Chloroquine (CQ) and hydroxychloroquine (HCQ) have recently become the focus of global attention as possible treatments for Coronavirus Disease 2019 (COVID-19). The current systematic review aims to assess their safety in short treatments (≤14 days), whether used alone or in combination with other drugs. Following the PRISMA and SWiM recommendations, a search was conducted using four health databases for all relevant English-, Chinese-, and Spanish-language studies from inception through 30 July 2021. Patients treated for any condition and with any comparator were included. The outcomes of interest were early drug adverse effects and their frequency. A total of 254 articles met the inclusion criteria, including case and case-control reports as well as cross-sectional, cohort, and randomised studies. The results were summarised either qualitatively in table or narrative form or, when possible (99 studies), quantitatively in terms of adverse event frequencies. Quality evaluation was conducted using the CARE, STROBE, and JADAD tools. This systematic review showed that safety depended on drug indication. In COVID-19 patients, cardiac adverse effects, such as corrected QT interval prolongation, were relatively frequent (0-27.3% and up to 33% if combined with azithromycin), though the risk of torsade de pointes was low. Compared to non-COVID-19 patients, COVID-19 patients experienced a higher frequency of cardiac adverse effects regardless of the regimen used. Dermatological adverse effects affected 0-10% of patients with autoimmune diseases and COVID-19. A broad spectrum of neuropsychiatric adverse effects affected patients treated with CQ for malaria with variable frequencies and some cases were reported in COVID-19 patients. Gastrointestinal adverse effects occurred regardless of drug indication affecting 0-50% of patients. In conclusion, CQ and HCQ are two safe drugs widely used in the treatment of malaria and autoimmune diseases. However, recent findings on their cardiac and neuropsychiatric adverse effects should be considered if these drugs were to be proposed as antivirals again.
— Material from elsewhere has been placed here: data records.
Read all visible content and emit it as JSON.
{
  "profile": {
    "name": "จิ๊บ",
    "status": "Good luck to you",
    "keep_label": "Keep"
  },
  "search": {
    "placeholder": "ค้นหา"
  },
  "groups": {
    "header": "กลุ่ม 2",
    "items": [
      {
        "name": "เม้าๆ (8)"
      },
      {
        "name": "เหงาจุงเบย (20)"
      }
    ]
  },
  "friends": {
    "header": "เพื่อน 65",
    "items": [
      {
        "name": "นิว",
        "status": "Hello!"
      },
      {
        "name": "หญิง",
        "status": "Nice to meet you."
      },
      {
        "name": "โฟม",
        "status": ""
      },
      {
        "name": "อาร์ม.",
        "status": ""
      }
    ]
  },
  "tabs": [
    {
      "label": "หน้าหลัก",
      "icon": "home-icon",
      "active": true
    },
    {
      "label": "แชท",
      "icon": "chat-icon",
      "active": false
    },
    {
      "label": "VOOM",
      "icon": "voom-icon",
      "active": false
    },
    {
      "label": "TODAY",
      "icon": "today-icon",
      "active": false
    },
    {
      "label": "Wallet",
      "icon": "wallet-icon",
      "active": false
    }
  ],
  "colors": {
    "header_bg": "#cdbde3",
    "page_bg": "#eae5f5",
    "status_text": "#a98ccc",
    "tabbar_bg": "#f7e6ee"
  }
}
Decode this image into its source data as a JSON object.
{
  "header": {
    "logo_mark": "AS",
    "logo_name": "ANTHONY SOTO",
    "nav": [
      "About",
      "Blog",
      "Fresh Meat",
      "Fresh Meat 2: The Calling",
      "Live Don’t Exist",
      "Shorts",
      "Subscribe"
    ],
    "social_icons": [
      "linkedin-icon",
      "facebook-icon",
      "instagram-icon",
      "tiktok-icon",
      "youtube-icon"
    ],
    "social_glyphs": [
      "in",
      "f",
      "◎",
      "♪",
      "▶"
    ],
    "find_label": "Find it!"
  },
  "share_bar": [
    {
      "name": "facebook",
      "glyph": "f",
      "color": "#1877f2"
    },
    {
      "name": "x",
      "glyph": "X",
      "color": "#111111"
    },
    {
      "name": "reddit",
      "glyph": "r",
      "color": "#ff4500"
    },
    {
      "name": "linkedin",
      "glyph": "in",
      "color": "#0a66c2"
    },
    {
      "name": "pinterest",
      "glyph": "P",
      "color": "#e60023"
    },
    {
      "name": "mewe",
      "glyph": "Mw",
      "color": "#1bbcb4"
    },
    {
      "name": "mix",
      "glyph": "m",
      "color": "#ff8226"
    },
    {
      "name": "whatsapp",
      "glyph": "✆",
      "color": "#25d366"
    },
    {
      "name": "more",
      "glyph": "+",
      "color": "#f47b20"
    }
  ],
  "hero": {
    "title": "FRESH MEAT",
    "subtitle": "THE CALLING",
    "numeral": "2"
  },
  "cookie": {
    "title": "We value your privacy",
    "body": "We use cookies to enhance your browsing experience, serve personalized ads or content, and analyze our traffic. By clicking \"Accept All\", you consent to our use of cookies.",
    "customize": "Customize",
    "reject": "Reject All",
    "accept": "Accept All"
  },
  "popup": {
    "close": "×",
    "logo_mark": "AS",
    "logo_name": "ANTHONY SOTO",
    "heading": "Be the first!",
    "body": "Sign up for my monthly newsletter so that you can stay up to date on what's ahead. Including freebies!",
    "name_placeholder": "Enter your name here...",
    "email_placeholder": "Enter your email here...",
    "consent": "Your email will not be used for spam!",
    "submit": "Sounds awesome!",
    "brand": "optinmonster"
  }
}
氯喹(CQ)和羟氯喹(HCQ)作为2019冠状病毒病(COVID-19)可能的治疗方法,最近成为全球关注的焦点。本系统评价旨在评估它们在短期治疗(≤14天)中的安全性,无论单独使用还是与其他药物联合使用。遵循PRISMA和SWiM建议,使用四个健康数据库进行检索,纳入自数据库建立至2021年7月30日所有相关的英文、中文和西班牙文研究。纳入接受任何治疗且使用任何对照的患者。感兴趣的结局为早期药物不良反应及其发生率。共有254篇文章符合纳入标准,包括病例报告、病例对照研究以及横断面研究、队列研究和随机对照研究。结果以表格或叙述形式进行定性总结,或在可能的情况下(99项研究),就不良事件发生率进行定量总结。使用CARE、STROBE和JADAD工具进行质量评估。本系统评价表明,安全性取决于药物适应证。在COVID-19患者中,心脏不良反应相对常见,如校正QT间期延长(单独使用时为0-27.3%,与阿奇霉素联用时高达33%),尽管尖端扭转型室速风险较低。与非COVID-19患者相比,无论使用何种治疗方案,COVID-19患者发生心脏不良反应的频率更高。皮肤不良反应影响0-10%的自身免疫性疾病和COVID-19患者。广泛的神经精神不良反应以不同频率影响接受CQ治疗疟疾的患者,COVID-19患者中也报告了一些病例。无论药物适应证如何,胃肠道不良反应均会发生,影响0-50%的患者。总之,CQ和HCQ是广泛用于治疗疟疾和自身免疫性疾病的两种安全药物。然而,如果再次将这些药物作为抗病毒药物提出,应考虑其近期关于心脏和神经精神不良反应的研究结果。